I finally must look at the time and consider what will be left of my day, since I am RETURNING.  I have ruled out the longer -- more traveled route, because it is longer.  So I head back down the road that goes through nowhere and hope for no ice.

Every single curve is well marked by arrows, crosses for the dead and signs that tell you "do not pass."  I heed all warnings.  I am driving in the complete darkness, fine.  I am completely alone, fine.  But, I am thinking that I would really like to stop and eat at this restaurant that I always pass by in Carrizozo. I am hungry.  So, food is a goal at this point.  

Finally, I get to Carrizozo, I couldn't tell you how much later, but awhile later anyway.  I stop and get just a little more gas to make sure that I'll have plenty should I get stranded.  Though it is not snowing right now, that is all one of the cashiers is talking about – well almost.  She also says things like she would rather take clothes off than put them on.  Something like that.  Just then her husband/boyfriend comes in with her small daughter cuddled in his fleece lined denim jacket.  "There's your mama,” he tells this child with a dirty face.

Every car in the town but mine seems to be covered with inches of snow.  Some small amount of good sense  is lurking somewhere in my jeans (back pocket) told me that this is not the evening to try the local greasy spoon.  I got a cup of coffee and a candy bar and headed on down the road.  

Things were going just fine and I was telling myself that maybe I wimped out when suddenly there were some splutterings of snow.  A couple of semi's passed me and before your could say Alamogordo three times we had passed into a flurry of horizontal snow.  You know, I broke one of my sort of not rules, but basic premises about not driving at night across vast expanses that are unfamiliar.  Another survival strategy that I do use is to hang with the truckers, some distance back.  They are big and easy to watch, plus I figure if anyone is going to have the scoop on things, it will be them.  So I kept up.

For the most part, it was constant.  Every once in a while it would ease up and then sometimes as cars would pass the other direction I could see the road turning gray from the snow accumulation.  This did not thrill me.  I am no fan of ice.  There were a couple of pile-ups as we got closer to town and I ran a very red light because I didn't trust the road for stopping.  

I gave up on dinner but went to the store and bought a couple of things and am now safely inside and watching it sleet/snow.  End of this adventure.

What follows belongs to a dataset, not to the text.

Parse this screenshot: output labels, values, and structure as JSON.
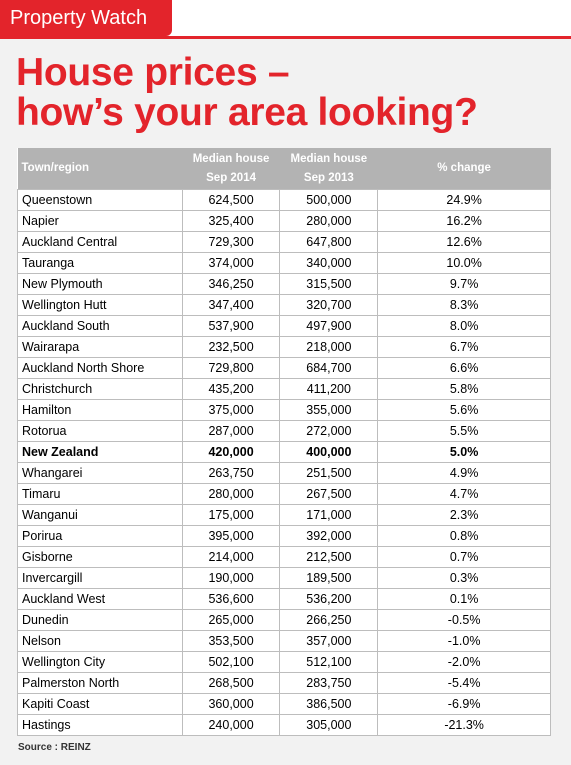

Oh, no.  I just took my shoes off and left more white sand on the floor.  Some days I leave grass all over the floor, other days white powder.  The housekeepers must love me.

I'm not sure where my mind is these days.  Wandering around alone I suppose.  It prefers to be unleashed and I am trained accordingly.  I keep making things into words that aren't.  Seeing snow pillows instead of snowplows and on and on and on.  I like it that way.  Things work.

P. S.  My appointment with the archeologist got put off until Friday.  Willkeepyouposted.  German word.  As of today, Chaco is clear.  Who knows?